Saturday, October 24, 2020

INTIMACY

Intimacy. 

Created and performed by Adam Dusien, Jazida and Noa Rotem. Produced by Chenoeh Miller. A Belco Arts Production.  The Theatre. Belconnen Arts Centre. October 22-23. 2020

Reviewed by Peter Wilkins

 


Enter the world of cabaret, of hopes and dreams, disillusionment and fear in search of love, of intimacy and the light that shines on the sweet taste of success. Created and performed by Adam Deusien, Jazida and Noa Rotem, Intimacy begs the question, “How can we find and maintain intimacy and connection at a time of a global pandemic and social distancing that keeps us apart?”

 Three performers, so very different and yet connected through their art, reach out to each other to find comfort and solace in a world that seeks to protect by keeping people apart.  The setting is a cabaret room. In the dim light one watches a woman dance, driven by impulse, possessed. One can just make out a figure on a table and another in the smoky lighting before a mirror. Nearby a clothes rack displays the costumes of the cabaret, the boas, the feathers, the tulle dresses and the clothes that hark back to the era of the Weimar cabaret. Tiffany Abbott’s costumes and set design complemented by Linda Buck’s atmospheric lighting design conjures the mystique of Berlin cabaret. It is there in the Martha Grahame movements of Noa Rotem before the show starts, reminiscent of an early Dietrich she moves with the searching longing of a lost soul. Through the dark, Kandor and Ebb’s soulful song Marriage from Cabaret  can be heard faintly as overture to this carefully devised, choreographed and staged quest to bring the different performers together. 

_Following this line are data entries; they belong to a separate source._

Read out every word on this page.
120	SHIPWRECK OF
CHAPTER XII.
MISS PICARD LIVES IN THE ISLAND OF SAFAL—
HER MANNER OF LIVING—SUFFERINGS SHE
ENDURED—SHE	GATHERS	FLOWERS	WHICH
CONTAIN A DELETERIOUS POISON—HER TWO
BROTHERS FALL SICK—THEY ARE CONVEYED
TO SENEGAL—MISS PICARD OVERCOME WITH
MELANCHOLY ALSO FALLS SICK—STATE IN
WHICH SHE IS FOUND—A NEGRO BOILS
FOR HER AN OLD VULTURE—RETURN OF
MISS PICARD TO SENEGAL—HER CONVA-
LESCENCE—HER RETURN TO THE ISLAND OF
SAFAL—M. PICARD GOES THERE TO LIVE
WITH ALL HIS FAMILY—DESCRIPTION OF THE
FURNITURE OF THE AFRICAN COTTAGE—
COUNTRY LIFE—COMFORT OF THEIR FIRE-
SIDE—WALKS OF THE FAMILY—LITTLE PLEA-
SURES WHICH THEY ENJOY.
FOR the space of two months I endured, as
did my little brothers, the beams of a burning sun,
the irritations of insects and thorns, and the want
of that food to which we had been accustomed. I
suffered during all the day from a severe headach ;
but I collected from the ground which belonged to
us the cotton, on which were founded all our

 With only six days to shape their search for intimacy in a distanced world, it is not surprising that the cabaret, in true tradition, focused on the individual talents of the skilled artists, and used the time to concentrate on a very tight choreography and physicality of interaction. Adam Dusien’s agonized lip-synched rendition of Sally Bowles’s Maybe This Time from Cabaret paints the painful scene of desperate dreams. Bewitching burlesque performer, Jazida, teases and enchants with her cheeky striptease and beautifully executed and exotic fan dance before the mirrors.  All three tread the cautious path towards physical intimacy, culminating in the eroticism of the shredded leaves and lascivious devouring of the cabbage.  Less sensuous than an apple or a pear, the cabbage lends itself to the ridiculous comedy of human sexuality.  Too drawn out is the repetition of a sequence of attraction as the couples come together.   Male and female climax their intimacy in orgasmic delight. Female and female discover a gentler intimacy cradled in each other’s arms. Both seek satisfaction in the fundamental need for human contact and intimacy.

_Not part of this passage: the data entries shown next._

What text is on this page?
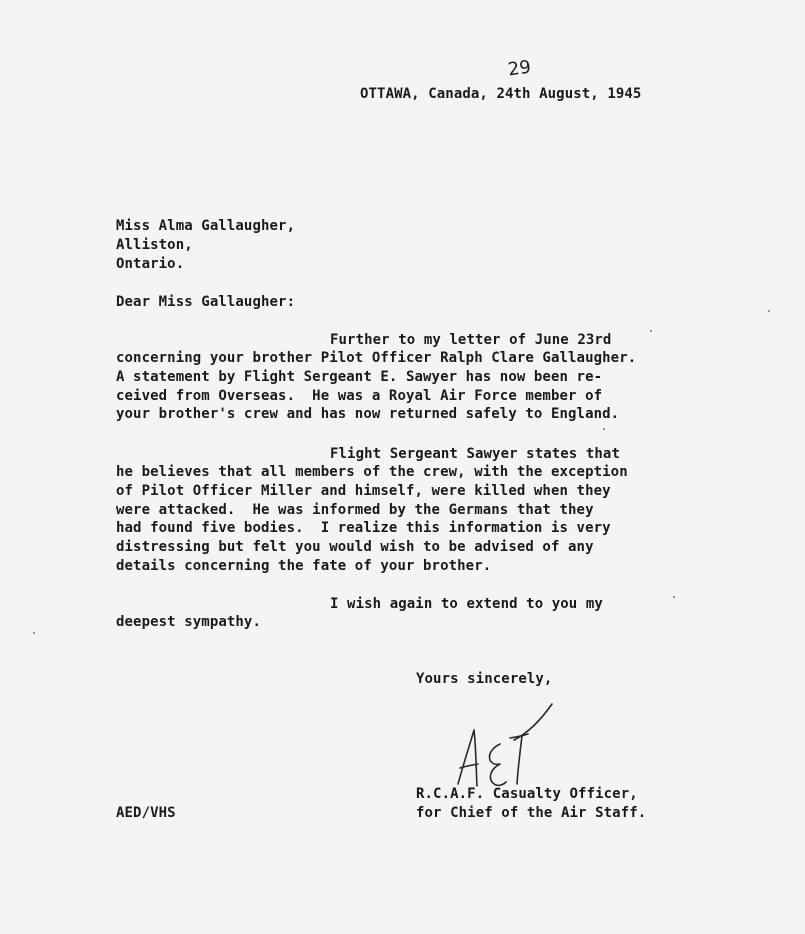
29
OTTAWA, Canada, 24th August, 1945
Miss Alma Gallaugher,
Alliston,
Ontario.
Dear Miss Gallaugher:
Further to my letter of June 23rd
concerning your brother Pilot Officer Ralph Clare Gallaugher.
A statement by Flight Sergeant E. Sawyer has now been re-
ceived from Overseas.  He was a Royal Air Force member of
your brother's crew and has now returned safely to England.
Flight Sergeant Sawyer states that
he believes that all members of the crew, with the exception
of Pilot Officer Miller and himself, were killed when they
were attacked.  He was informed by the Germans that they
had found five bodies.  I realize this information is very
distressing but felt you would wish to be advised of any
details concerning the fate of your brother.
I wish again to extend to you my
deepest sympathy.
Yours sincerely,
R.C.A.F. Casualty Officer,
for Chief of the Air Staff.
AED/VHS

Rotem brings the cabaret to a close with Naomi Shihab Nye’s poem, Two Countries to remind us that “skin is not alone” and  “that people go places larger than themselves”, a sentiment that closes the show with Leonard Cohen’s haunting  Dance Me To The End of Love.

Intimacy is cabaret with heart. Three performer/collaborators take us on a journey to reach out for the light in the darkness. Whatever loneliness we feel, whatever desires we crave, whatever dark despair we confront this simple, honest cabaret reminds us that we are not alone.